プロローグ
お手に取っていただきありがとうございます。
もしよければ、第7話まで読んでみてください。
このプロローグは、少し短めです。
その日も、依頼を終えた者たちの熱気が、ホールを満たしていた。
受付カウンターに、ドスン、と猪型の魔物の巨大な牙が置かれる。
光を吸い込む、鴉の濡れ羽色のような黒髪。少しぶかぶかの、身体に合っていない制服を着た少女は、小動物のようにびくりと肩を揺らした。
「お、お疲れ様です! す、すぐに査定しますので!」
慌てて分厚い記録台帳を開き、インク壺を手に取るが、緊張で指が滑り、真新しいページに、ぽつりと黒い染みが落ちてしまう。
青ざめて、潤んだ瞳でそれを見つめる、どこにでもいる、少し不器用なだけの少女。
――だが、彼女の脳は、その動揺する感情とは全く別の領域で、常に、この場に存在する全ての情報を、無差別に、そして冷徹に、記録し続けていた。
カウンターに来るまでの、あの斥候の歩き方。重心のブレから推測される、左脚への僅かな負荷。
ブーツの縫い目に付着していた、薬草の微細な欠片。
ホールに入って来た時の、彼の視線の動き。最初に壁の依頼ボードではなく、カウンター奥の先輩受付嬢の顔色を窺った、ほんの一瞬の躊躇い。
それらは、まだ、意味をなさない、ただの情報の断片。
顔を上げた彼女は、先輩受付嬢に「あんたは、本当に…!」と深いため息と共に叱られ、カウンターの隅で依頼報告書の整理を命じられた。
その中に、赤インクで『失敗』とスタンプが押された報告書が混じっていた。
依頼を受けたのは、先程のパーティ。
その『失敗』という二文字を目にした瞬間、それが引き金となった。
これまで無秩序に記録され続けていた無数の情報の断片が、彼女の頭の中で、音もなく、しかし必然的に、一つの論理構造へと組み上げられていく。
斥候の微細な負傷、任務外の薬草、先輩への視線、そしてこの『失敗』報告。
四つの事実が、矛盾なく一本の線で繋がる、唯一の解。
――彼らはギルドに秘匿した別任務で森の奥深くまで侵入し、想定外の脅威に遭遇、そして負傷。この報告書は、その事実を隠蔽するための、巧妙な偽装工作である。
結論に至るまで、ほんの数秒。
一連の思考を終えた少女は、その報告書を、まるでインクの染みの方がよほど重大事であるかのように、悲しげな瞳でちらりと見やった後、無邪気に首を傾げてみせる。

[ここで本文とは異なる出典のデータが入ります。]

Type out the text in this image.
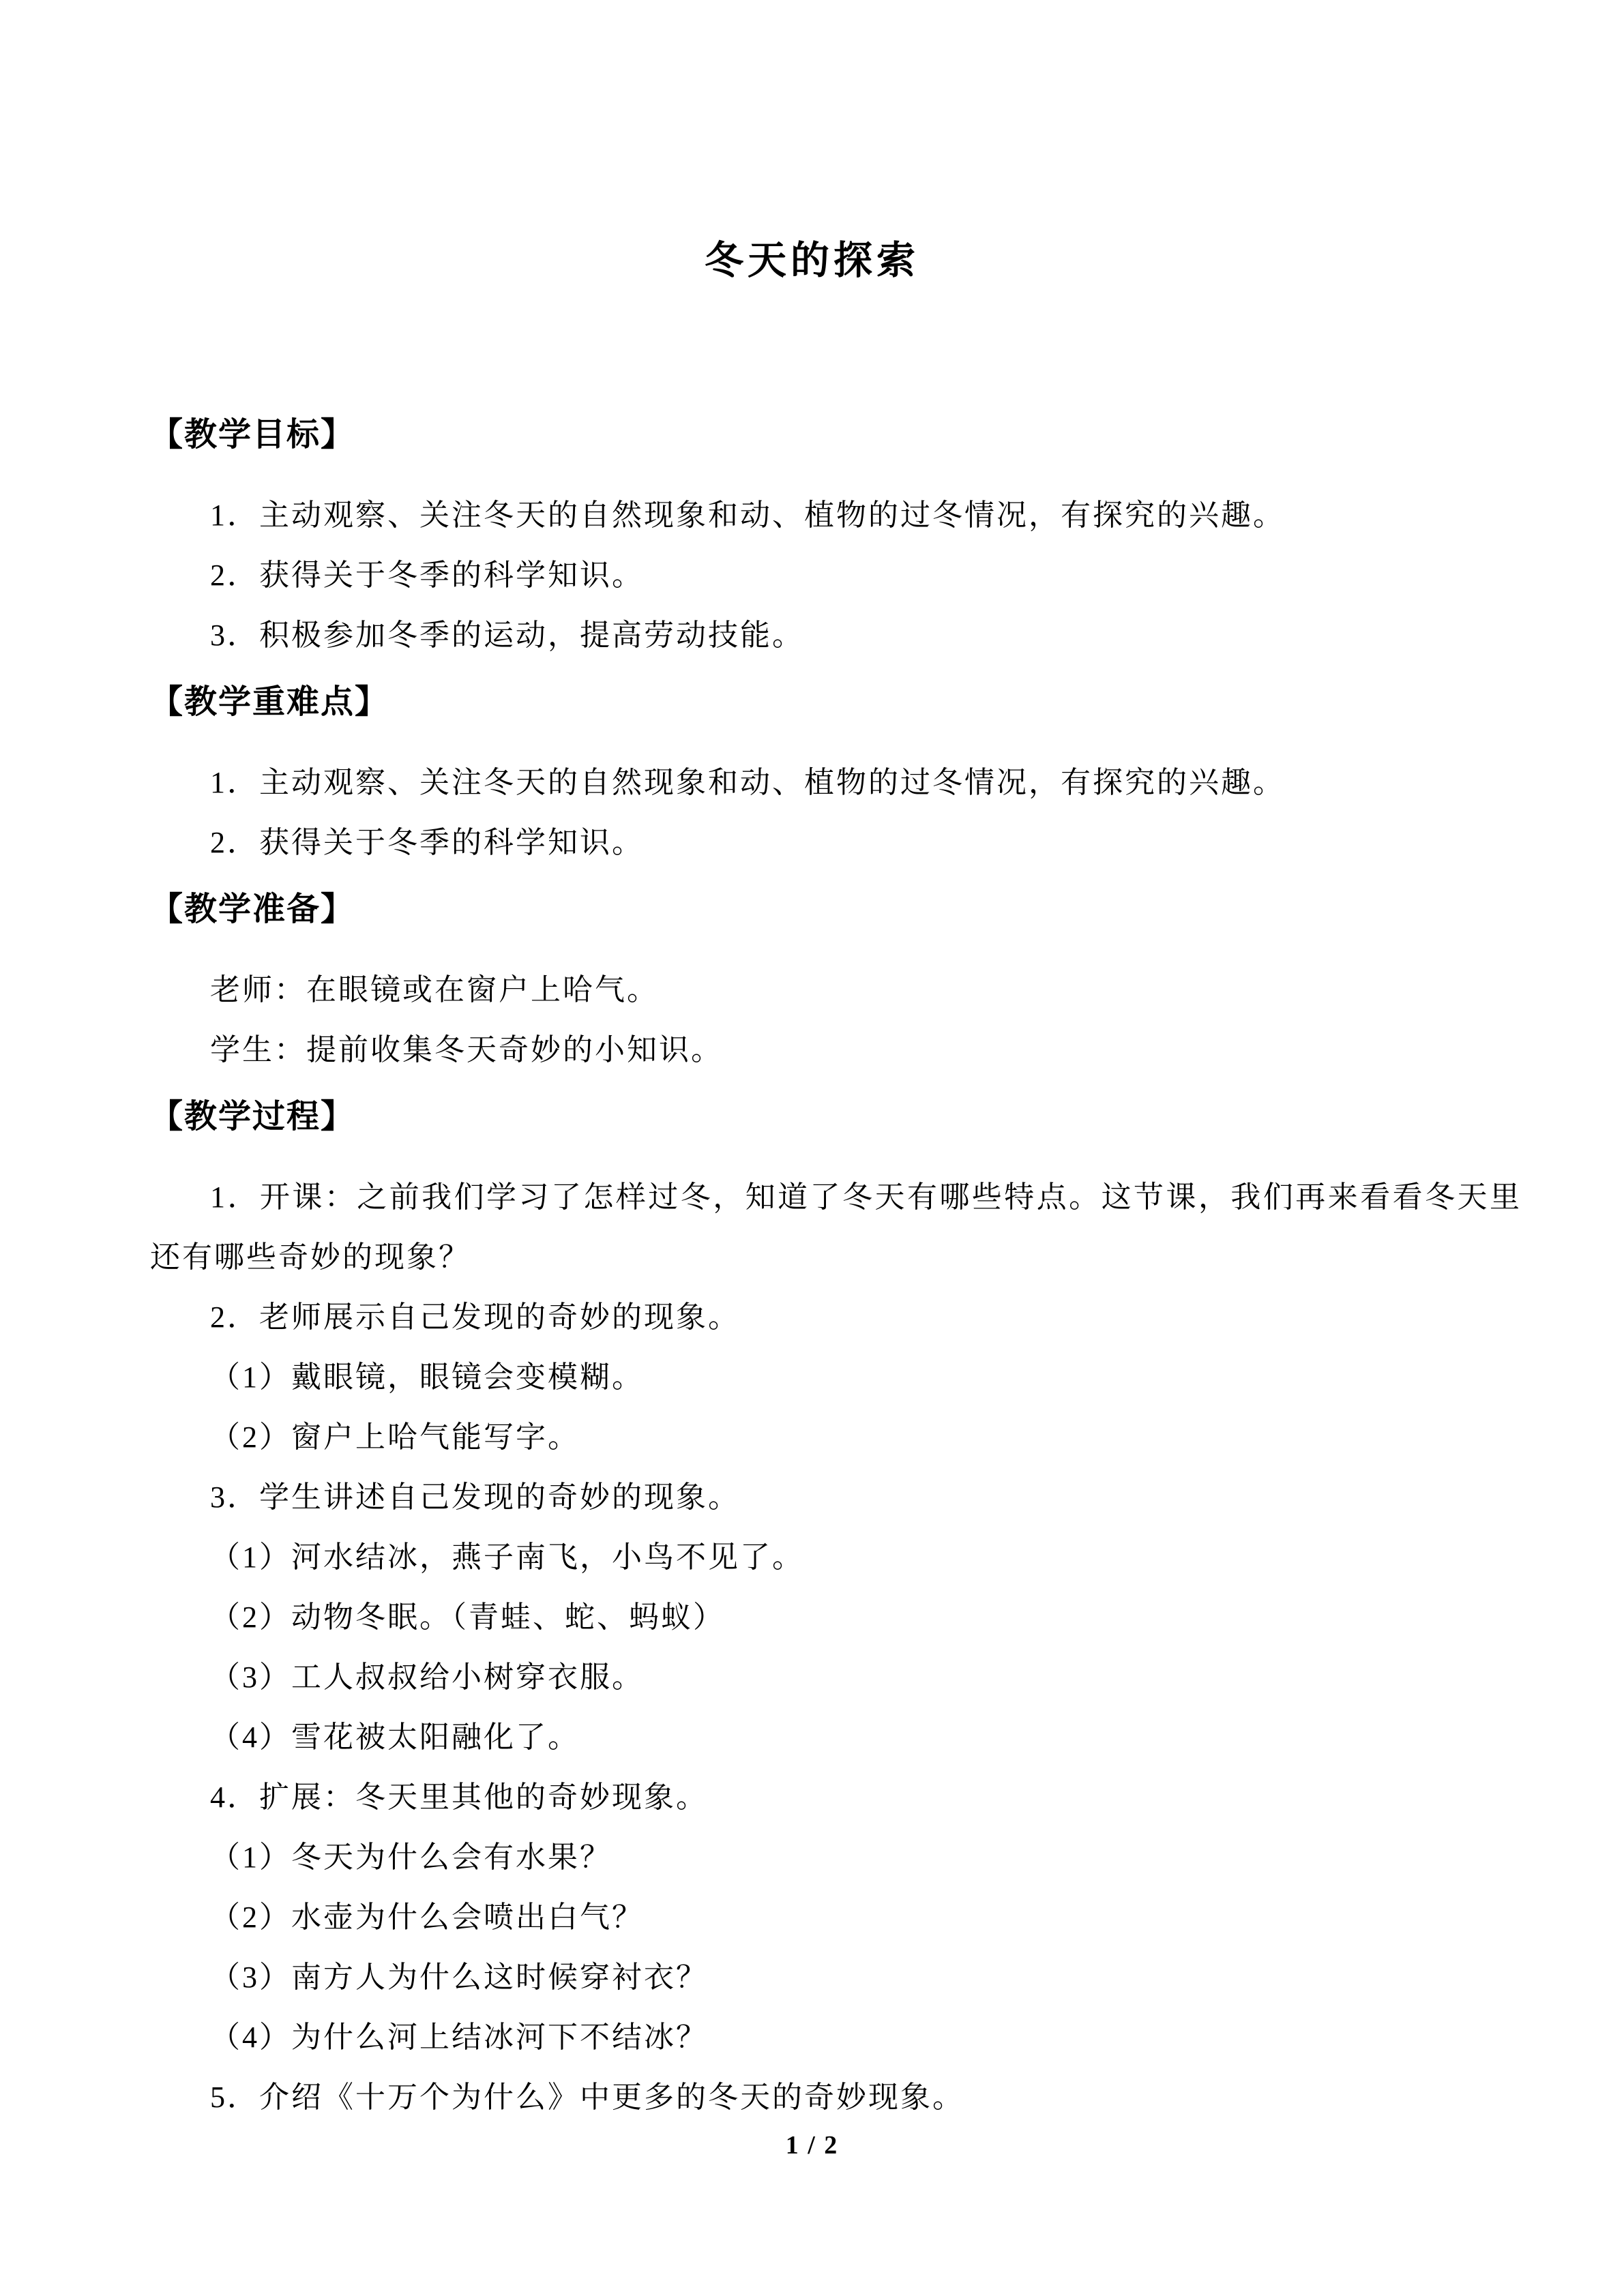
冬天的探索
【教学目标】

1．主动观察、关注冬天的自然现象和动、植物的过冬情况，有探究的兴趣。

2．获得关于冬季的科学知识。

3．积极参加冬季的运动，提高劳动技能。

【教学重难点】

1．主动观察、关注冬天的自然现象和动、植物的过冬情况，有探究的兴趣。

2．获得关于冬季的科学知识。

【教学准备】

老师：在眼镜或在窗户上哈气。

学生：提前收集冬天奇妙的小知识。

【教学过程】

1．开课：之前我们学习了怎样过冬，知道了冬天有哪些特点。这节课，我们再来看看冬天里还有哪些奇妙的现象？

2．老师展示自己发现的奇妙的现象。

（1）戴眼镜，眼镜会变模糊。

（2）窗户上哈气能写字。

3．学生讲述自己发现的奇妙的现象。

（1）河水结冰，燕子南飞，小鸟不见了。

（2）动物冬眠。（青蛙、蛇、蚂蚁）

（3）工人叔叔给小树穿衣服。

（4）雪花被太阳融化了。

4．扩展：冬天里其他的奇妙现象。

（1）冬天为什么会有水果？

（2）水壶为什么会喷出白气？

（3）南方人为什么这时候穿衬衣？

（4）为什么河上结冰河下不结冰？

5．介绍《十万个为什么》中更多的冬天的奇妙现象。

1 / 2
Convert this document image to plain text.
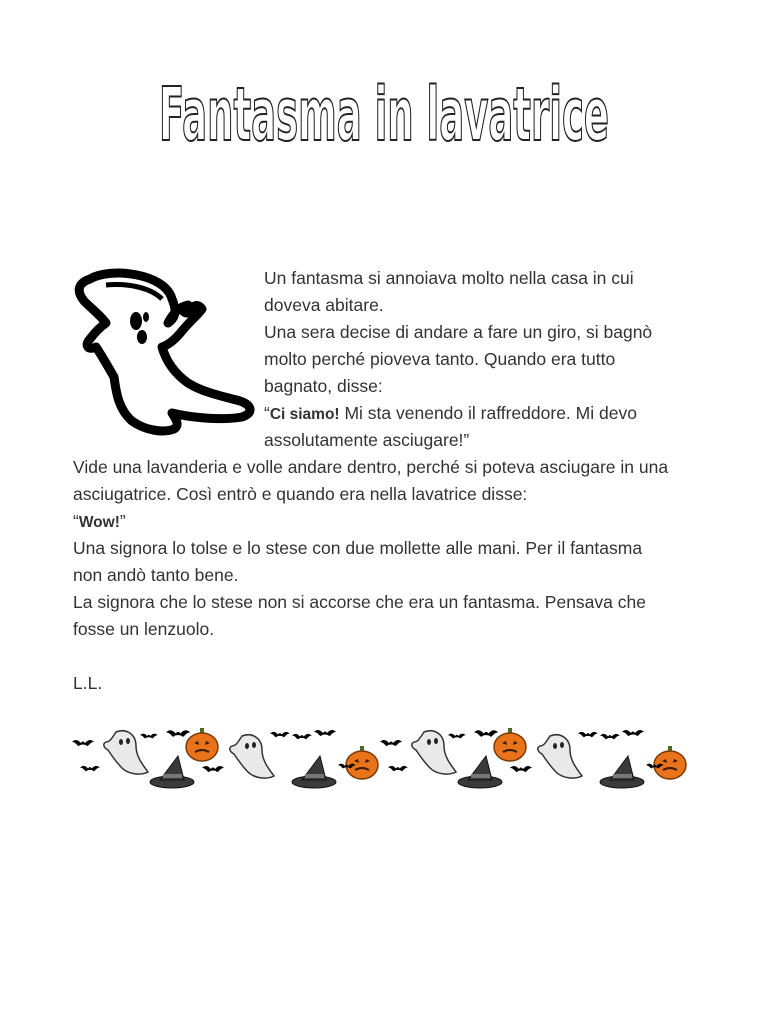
Fantasma in lavatrice
Un fantasma si annoiava molto nella casa in cui
doveva abitare.
Una sera decise di andare a fare un giro, si bagnò
molto perché pioveva tanto. Quando era tutto
bagnato, disse:
“Ci siamo! Mi sta venendo il raffreddore. Mi devo
assolutamente asciugare!”
Vide una lavanderia e volle andare dentro, perché si poteva asciugare in una
asciugatrice. Così entrò e quando era nella lavatrice disse:
“Wow!”
Una signora lo tolse e lo stese con due mollette alle mani. Per il fantasma
non andò tanto bene.
La signora che lo stese non si accorse che era un fantasma. Pensava che
fosse un lenzuolo.
L.L.
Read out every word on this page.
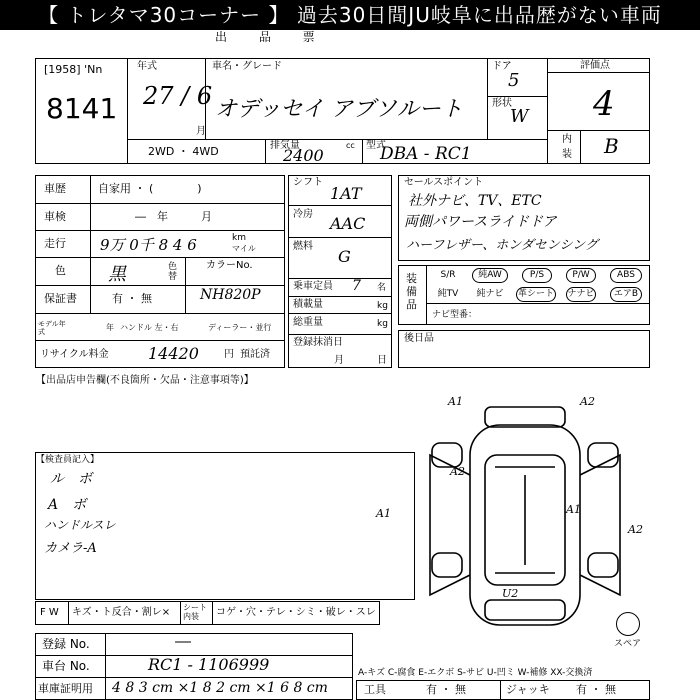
【 トレタマ30コーナー 】 過去30日間JU岐阜に出品歴がない車両
出 品 票
[1958] 'Nn
8141
年式
27 / 6
月
車名・グレード
オデッセイ アブソルート
ドア
5
形状
W
評価点
4
内
装 B
2WD ・ 4WD	排気量	cc
2400
型式
DBA - RC1
車歴	自家用 ・ (　　　　)
車検	―　年　　　月
走行 9万 0千 8 4 6	km
マイル
色 黒	色替
カラーNo.
NH820P
保証書	有 ・ 無
モデル年式	年 ハンドル 左・右	ディーラー・並行
リサイクル料金 14420	円 預託済
シフト
1AT
冷房 AAC
燃料
G
乗車定員 7 名
積載量	kg
総重量	kg
登録抹消日
月	日
セールスポイント
社外ナビ、TV、ETC
両側パワースライドドア
ハーフレザー、ホンダセンシング
装備品
S/R	純AW	P/S	P/W	ABS
純TV	純ナビ	革シート ナナビ	エアB
ナビ型番：
後日品
【出品店申告欄(不良箇所・欠品・注意事項等)】
【検査員記入】
ル　ボ
A　ボ
ハンドルスレ
カメラ-A
F W キズ・ト反合・割レ× シート内装	コゲ・穴・テレ・シミ・破レ・スレ
登録 No.	―
車台 No.	RC1 - 1106999
車庫証明用 4 8 3 cm ×1 8 2 cm ×1 6 8 cm
A1	A2
A2
A1	A1
A2
U2
スペア
A-キズ C-腐食 E-エクボ S-サビ U-凹ミ W-補修 XX-交換済
工具	有 ・ 無	ジャッキ 有 ・ 無
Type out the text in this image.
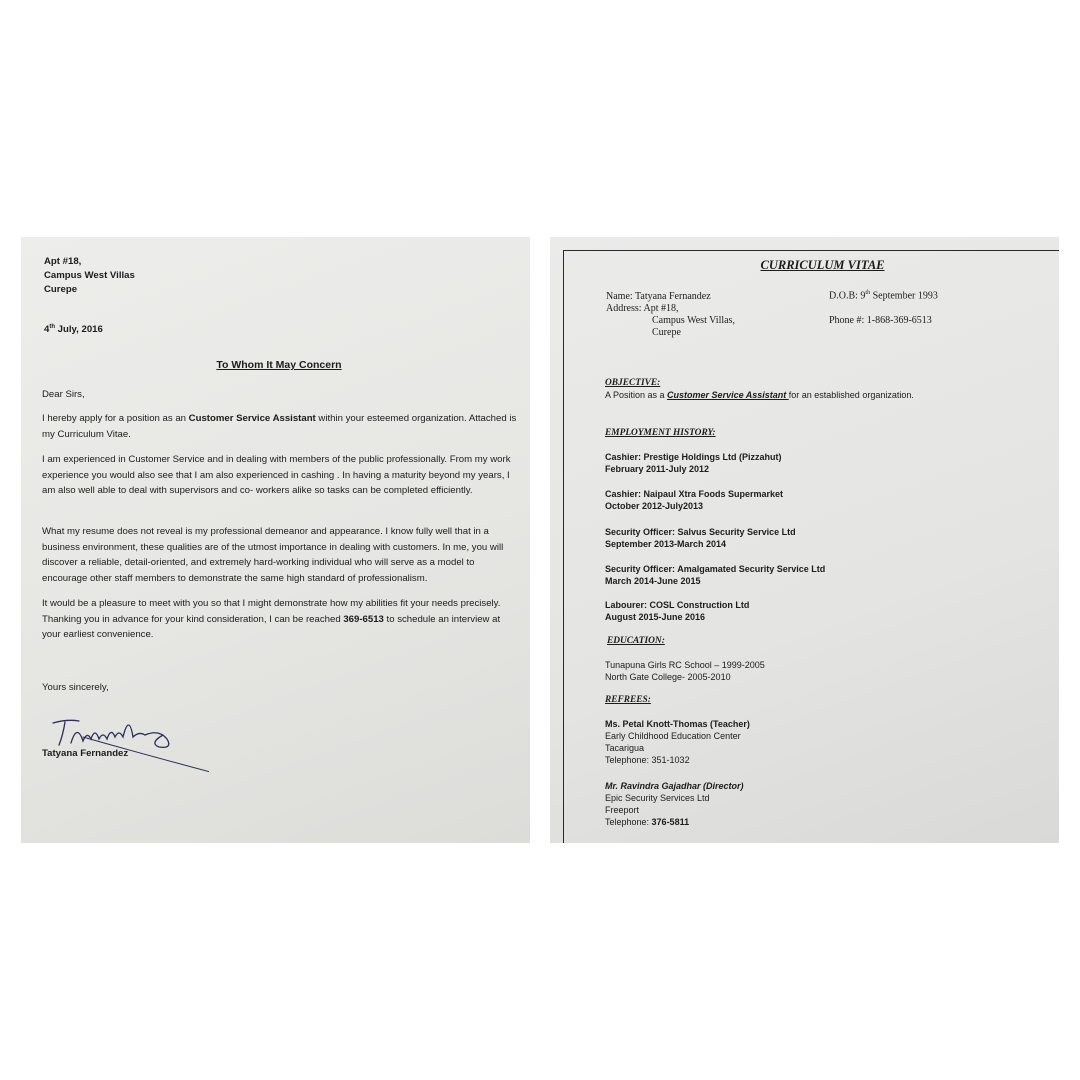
Apt #18,
Campus West Villas
Curepe
4th July, 2016
To Whom It May Concern
Dear Sirs,
I hereby apply for a position as an Customer Service Assistant within your esteemed organization. Attached is my Curriculum Vitae.
I am experienced in Customer Service and in dealing with members of the public professionally. From my work experience you would also see that I am also experienced in cashing . In having a maturity beyond my years, I am also well able to deal with supervisors and co- workers alike so tasks can be completed efficiently.
What my resume does not reveal is my professional demeanor and appearance. I know fully well that in a business environment, these qualities are of the utmost importance in dealing with customers. In me, you will discover a reliable, detail-oriented, and extremely hard-working individual who will serve as a model to encourage other staff members to demonstrate the same high standard of professionalism.
It would be a pleasure to meet with you so that I might demonstrate how my abilities fit your needs precisely. Thanking you in advance for your kind consideration, I can be reached 369-6513 to schedule an interview at your earliest convenience.
Yours sincerely,
Tatyana Fernandez
CURRICULUM VITAE
Name: Tatyana Fernandez
Address: Apt #18,
Campus West Villas,
Curepe
D.O.B: 9th September 1993
Phone #: 1-868-369-6513
OBJECTIVE:
A Position as a Customer Service Assistant for an established organization.
EMPLOYMENT HISTORY:
Cashier: Prestige Holdings Ltd (Pizzahut)
February 2011-July 2012
Cashier: Naipaul Xtra Foods Supermarket
October 2012-July2013
Security Officer: Salvus Security Service Ltd
September 2013-March 2014
Security Officer: Amalgamated Security Service Ltd
March 2014-June 2015
Labourer: COSL Construction Ltd
August 2015-June 2016
EDUCATION:
Tunapuna Girls RC School – 1999-2005
North Gate College- 2005-2010
REFREES:
Ms. Petal Knott-Thomas (Teacher)
Early Childhood Education Center
Tacarigua
Telephone: 351-1032
Mr. Ravindra Gajadhar (Director)
Epic Security Services Ltd
Freeport
Telephone: 376-5811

そして、その『失敗』の報告書を、他の書類と同じファイルへと、何事もなかったかのように、淡々と綴じた。
今日も彼女は、『記憶の意思』を完璧に抑え込む。
その瞳の奥に、世界の全てを情報の断片として解体し、再構築する、静かなる観測者の貌を隠す。
彼女が、その冷徹な分析能力を身につけることになった、全ての始まり。
それは、五年前。
記録に残らない『西の森の事件』と、そしてその後に続く、あの忌まわしき日から、繋がっている――。